In front of the system board is a Sony notebook-style DVD rewriter, which was the weakest point in the review system. It’s mounted through the extruded, black-anodised front panel of the machine and has no support at the rear. This leaves the drive hanging below the vertical and makes latching the drive tray both awkward and intermittent. We hope it’s an individual fault with our review unit. To the left of the DVD rewriter is a fanless power supply, developed by Hush, and to the left of that is a 160GB Seagate PATA hard drive. Behind these two and overlaying the power supply is a single PCI card, providing TV input.

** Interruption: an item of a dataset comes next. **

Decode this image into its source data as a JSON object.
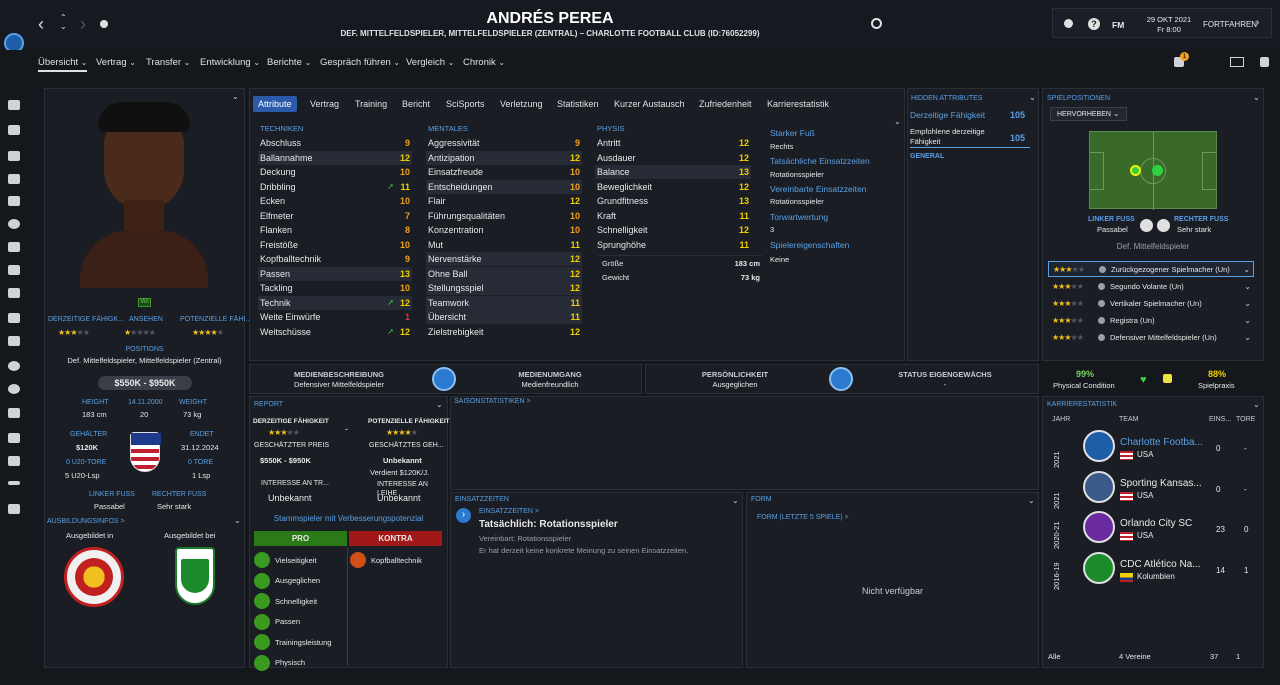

The machine comes as standard with twin analog TV tuners, on the same HannStar MV-4 card. While this is fine for now, the analog terrestrial TV transmitters are due to be turned off from 2008. If you want more future-proofing, it makes sense to look at DVB-T, its digital replacement, where you also get a wider range of channels – though not all are watchable. There’s an aerial input for FM radio as well as TV, though again, with DVB-T you get digital radio channels in the Freeview set. Sockets on the M-Series back panel include USB 2.0 and FireWire, though only two USB 2.0 and nothing at the front, which makes connecting a still or video camera fiddly.

Silent running
The system runs SYSmark 2004 without problem, and it comes with a copy of Works Suite 2005. You’ll need to add a keyboard and mouse to use the M-Series as a true PC, though, as neither is supplied. The benchmark result was reasonable, though as you might expect, it performs like a notebook more than a desktop. When it comes to 3DMark 2004, you’re less lucky, as the test software refuses to run, because of the Extreme Graphics’ lack of appropriate pixel shaders. Running 3DMark 2003 does little better, as the software can only run one of the test segments and the frame rate on that drops to around 4fps, when anything exciting happens.

Windows Media Center is a convenient interface to use; it sets up without problem and TV picture quality from our test aerial, drawn from a six-way splitter box off a roof antenna, was good. This sleek, black anodised box, with its massive heatsinks and single glowing blue power button looks the part, though it’s wise not to put anything – particularly cups of coffee – on top of the extensive ventilation grill in its case top.

This is a great Media Center PC, which will sit quietly in your lounge, delivering a range of programme content. It does time-shifted, personal DVD recording, TV, radio, DVD and audio CD playback as well as Internet browsing. It’s not a game machine, though, unless you’re content with strategy or Shockwave-style games – it doesn’t have the graphics kick. The price is high, but is worth paying, as long as Hush fixes the floppy DVD drive.